Se olharmos ao nosso redor, as unidades industriais privadas têm apresentado bons resultados anuais, sem o mesmo nível de apoio financeiro público (comunitário e regional) que tem sido dirigido ao setor cooperativo. Ora, esta constatação impõe a conclusão de que uma mudança tem de ocorrer para uma melhor capacidade de gestão, que já tivemos.

Que medidas gostaria de ver implementadas pelo governo regional nos próximos 4 anos?

Temos tido na Secretaria Regional da Agricultura, ao longo dos anos, um bom e diligente ator na definição das medidas de política que toma em articulação com organizações e dirigentes dos agricultores. Nunca sentimos falta de solidariedade por parte dos sucessivos titulares da nossa secretaria que, se mais não fizeram ou fazem, tal se deve ao facto de não existirem tantos recursos como todos gostaríamos.

As medidas que hoje são necessárias já não se prendem com a dimensão das explorações, nem com a sua dispersão parcelar. Na estrutura fundiária deram-se passos importantes e devem manter-se e, se possível, também se devem melhorar todas as medidas que, no seu conjunto, reduziram o capital de queixa.

Hoje importa refletir em questões como: - o arrendamento rural, nele se devendo compreender novos modelos de exploração de terra alheia; - o crescimento dos perímetros de reserva agrícola, para continuar a investir em infraestruturas que trazem benefício aos produtores; - as medidas adequadas à promoção e valorização do que produzimos e comercializamos; - a identificação de ineficiências; a desburocratização de processos e redução de carga administrativa; - a regulação do trabalho agrícola; - a capacitação científica e de investigação das unidades agroindustriais; - a investigação e experimentação de novos produtos, entre outras.

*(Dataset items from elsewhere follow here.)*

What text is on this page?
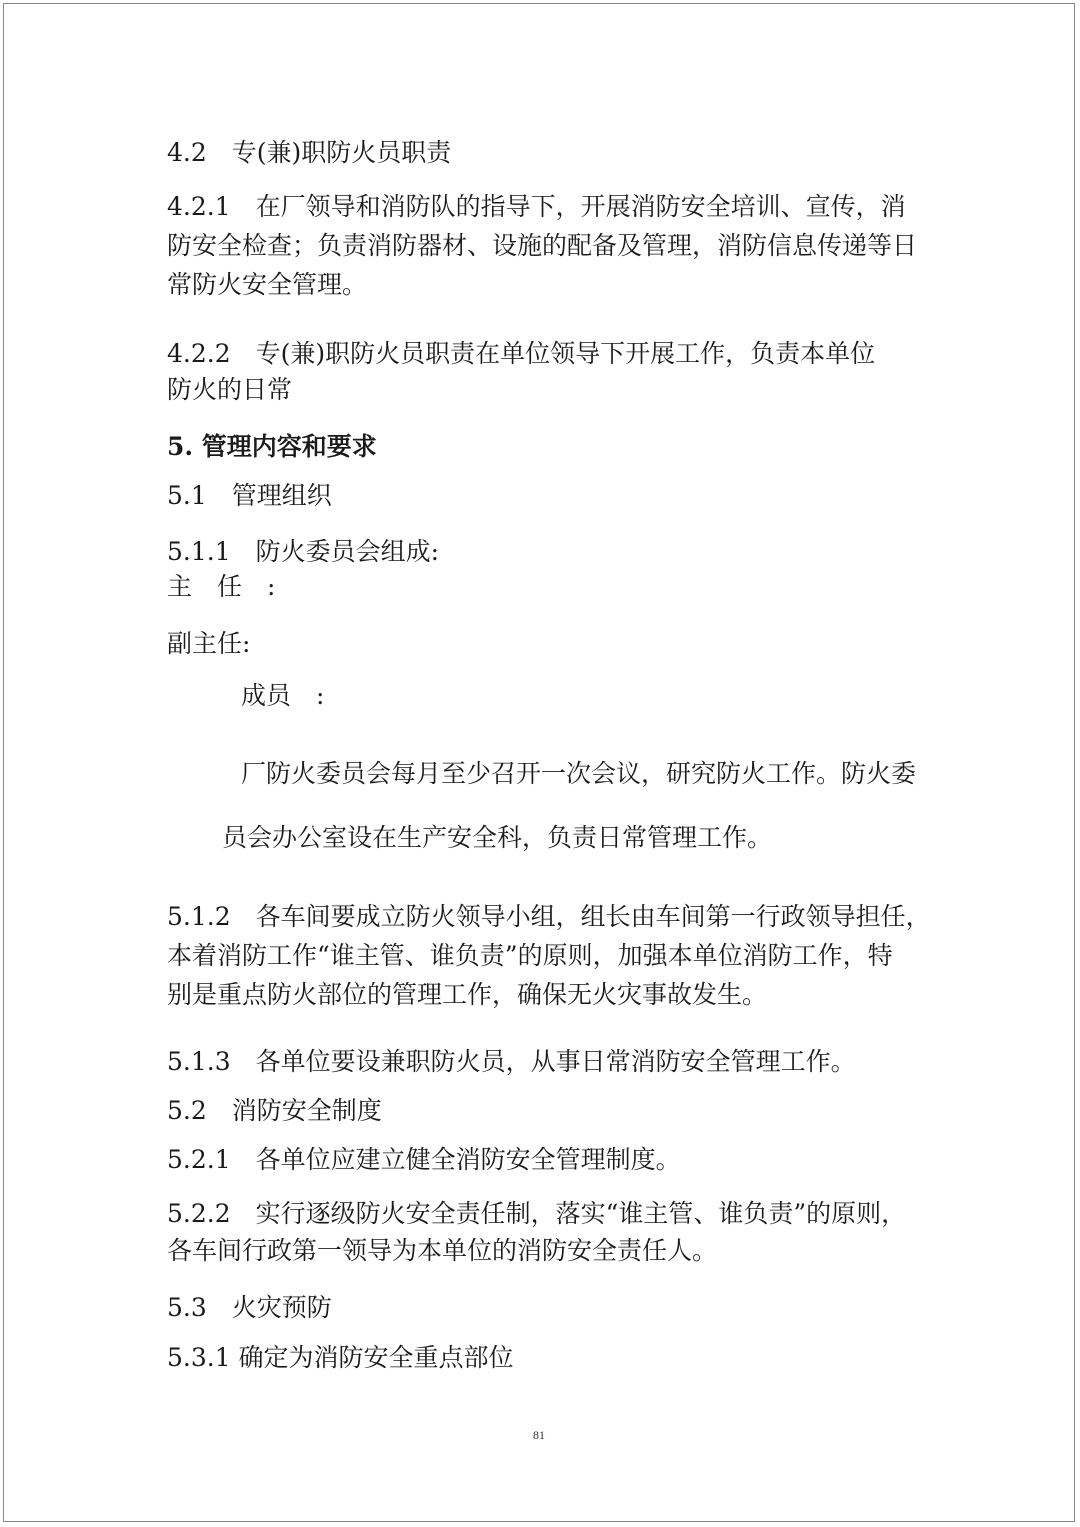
4.2　专(兼)职防火员职责

4.2.1　在厂领导和消防队的指导下，开展消防安全培训、宣传，消

防安全检查；负责消防器材、设施的配备及管理，消防信息传递等日

常防火安全管理。

4.2.2　专(兼)职防火员职责在单位领导下开展工作，负责本单位

防火的日常

5. 管理内容和要求

5.1　管理组织

5.1.1　防火委员会组成:

主　任　:

副主任:

成员　:

厂防火委员会每月至少召开一次会议，研究防火工作。防火委

员会办公室设在生产安全科，负责日常管理工作。

5.1.2　各车间要成立防火领导小组，组长由车间第一行政领导担任，

本着消防工作“谁主管、谁负责”的原则，加强本单位消防工作，特

别是重点防火部位的管理工作，确保无火灾事故发生。

5.1.3　各单位要设兼职防火员，从事日常消防安全管理工作。

5.2　消防安全制度

5.2.1　各单位应建立健全消防安全管理制度。

5.2.2　实行逐级防火安全责任制，落实“谁主管、谁负责”的原则，

各车间行政第一领导为本单位的消防安全责任人。

5.3　火灾预防

5.3.1 确定为消防安全重点部位

81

Transversalmente a todo o setor devíamos refletir muito e começar a desenhar as medidas para a transição ambiental da nossa agricultura. A agenda ambiental será determinante no futuro próximo da nossa agricultura e vai requerer muitos recursos e grande determinação.

"A GESTÃO DAS NOSSAS ORGANIZAÇÕES, AS QUE TRANSFORMAM O LEITE E QUE COMERCIALIZAM OS NOSSOS PRODUTOS LÁCTEOS, MOSTRA-SE INCAPAZ DE VALORIZAR O SETOR E, COMO SE PERCEBE, DISSO SE APROVEITAM OS AGENTES PRIVADOS."